The restrictions have proved effective, turning around an oil market that last April briefly saw prices plunge below zero, and throwing a financial lifeline to producers around the world — from tiny African states to corporate giants.
Restoring the halted production, however, is turning out to be a delicate process.
Although OPEC+ is scheduled to revive a total of 2 million barrels a day this year, it agreed a two-month pause after the first 500,000-barrel installment in January as new virus infections menaced fuel demand. Riyadh doubled down on the curbs by announcing an extra 1-million-barrel cutback of its own.
On Wednesday, a panel that oversees the alliance’s strategy — the Joint Ministerial Monitoring Committee — will convene online to assess the outlook. The JMMC is unlikely to recommend new policies, which will instead be tackled at the next full ministerial meeting in early March, according to delegates who declined to be identified.
“The Saudi cut has bought OPEC+ some time,” said Bill Farren-Price, a director at research firm Enverus and veteran observer of the cartel.
The question of what to do next will loom over their discussions on Wednesday.
Prince Abdulaziz’s preference for keeping output constrained has been validated by a bumpy roll-out of vaccines, and renewed lockdowns in key consumers such as China.

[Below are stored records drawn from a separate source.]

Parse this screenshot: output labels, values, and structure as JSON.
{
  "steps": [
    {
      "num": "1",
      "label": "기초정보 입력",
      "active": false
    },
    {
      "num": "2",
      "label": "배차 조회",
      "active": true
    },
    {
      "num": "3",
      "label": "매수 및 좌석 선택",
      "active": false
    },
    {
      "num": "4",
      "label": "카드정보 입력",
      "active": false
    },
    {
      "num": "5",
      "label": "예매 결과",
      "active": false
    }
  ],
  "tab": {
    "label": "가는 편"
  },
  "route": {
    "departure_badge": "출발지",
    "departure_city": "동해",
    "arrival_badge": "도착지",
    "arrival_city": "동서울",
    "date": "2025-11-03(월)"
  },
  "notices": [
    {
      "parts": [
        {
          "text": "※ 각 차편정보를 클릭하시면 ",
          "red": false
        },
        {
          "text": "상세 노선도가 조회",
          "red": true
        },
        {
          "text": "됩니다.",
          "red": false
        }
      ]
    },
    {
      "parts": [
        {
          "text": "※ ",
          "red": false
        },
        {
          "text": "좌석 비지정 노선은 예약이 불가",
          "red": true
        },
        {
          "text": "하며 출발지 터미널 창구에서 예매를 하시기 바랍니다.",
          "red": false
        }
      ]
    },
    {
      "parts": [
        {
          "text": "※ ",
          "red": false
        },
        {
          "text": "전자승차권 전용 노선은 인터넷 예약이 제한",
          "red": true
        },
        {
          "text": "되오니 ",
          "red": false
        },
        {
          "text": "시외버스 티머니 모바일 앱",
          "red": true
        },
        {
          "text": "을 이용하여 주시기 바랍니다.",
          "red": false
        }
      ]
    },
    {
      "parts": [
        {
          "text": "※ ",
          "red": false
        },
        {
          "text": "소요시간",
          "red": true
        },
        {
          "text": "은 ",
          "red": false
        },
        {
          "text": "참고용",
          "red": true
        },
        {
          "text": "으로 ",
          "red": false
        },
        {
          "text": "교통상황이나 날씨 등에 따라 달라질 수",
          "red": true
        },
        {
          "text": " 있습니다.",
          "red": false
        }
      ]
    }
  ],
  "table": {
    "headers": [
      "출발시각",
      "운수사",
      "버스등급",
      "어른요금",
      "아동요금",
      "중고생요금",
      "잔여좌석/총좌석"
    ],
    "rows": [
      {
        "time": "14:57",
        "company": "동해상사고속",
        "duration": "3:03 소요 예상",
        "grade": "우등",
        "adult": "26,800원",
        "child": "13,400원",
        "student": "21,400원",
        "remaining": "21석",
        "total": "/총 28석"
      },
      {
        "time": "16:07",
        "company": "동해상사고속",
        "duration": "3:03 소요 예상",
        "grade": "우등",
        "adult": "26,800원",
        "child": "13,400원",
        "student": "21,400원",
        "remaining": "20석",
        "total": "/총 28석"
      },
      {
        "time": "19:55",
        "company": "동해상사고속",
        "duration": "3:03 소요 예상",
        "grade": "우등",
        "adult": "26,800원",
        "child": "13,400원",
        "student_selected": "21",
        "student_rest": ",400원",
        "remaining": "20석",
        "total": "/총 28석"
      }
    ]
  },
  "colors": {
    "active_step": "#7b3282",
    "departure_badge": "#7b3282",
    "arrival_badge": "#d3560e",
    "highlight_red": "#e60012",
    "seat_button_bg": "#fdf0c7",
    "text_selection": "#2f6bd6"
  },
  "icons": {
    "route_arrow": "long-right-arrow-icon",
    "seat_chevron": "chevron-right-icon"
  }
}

Major oil traders agree the market won’t recover until air travel picks up, sometime in the third quarter.
Russia on the other hand fears that supporting prices too long will backfire, provoking investment in U.S. shale oil and a flood of new supply that will negate OPEC+’s hard work. At last month’s meeting, Deputy Prime Minister Alexander Novak proposed a production increase, and tried to dissuade the Prince from his unilateral cut.
“It is going to be a hell of fight at the OPEC+ March meeting,” said Helge Andre Martinsen, senior oil market analyst at DNB Bank ASA. “Russia will consider it a massive failure if OPEC+ cuts starts to stimulate growth in U.S. shale again, while at the same time they’re sitting on plenty of spare capacity.”
Russia isn’t the only member that might push for relaxing the curbs.
Iraq is in the grip of an economic crisis and desperately needs the revenues that would come from higher oil sales. The United Arab Emirates is seeking to promote a benchmark oil contract that depends on plentiful output, and last year briefly broke ranks with Riyadh to open the taps.
Then there’s the complication of Iran.
President Joe Biden is seeking to reactivate a nuclear agreement that would lift U.S. sanctions on the Islamic Republic, allowing the return of almost 2 million barrels of daily output. With the end of the “maximum pressure” campaign waged by former-President Donald Trump, Iranian exports have already crept higher.
Still, Secretary of State Antony Blinken says an agreement remains a “long way” off. As the two sides jockey for leverage — and Tehran presses on with uranium enrichment — they could be headed for a new rupture rather than reconciliation, according to RBC’s Croft. Instead of extra barrels, markets may need to brace for “a geopolitical tremor,” she cautions.
But if a deal is struck, OPEC+ will need to choose between cutting output further, or seeing their efforts to drain surplus oil stockpiles founder. It’s unclear how readily Saudi Arabia would make way for the comeback of its political nemesis.
“Iran’s export hike is another emerging challenge for OPEC+,” said Farren-Price. “It’s one they may need to factor into their plans sooner rather than later.”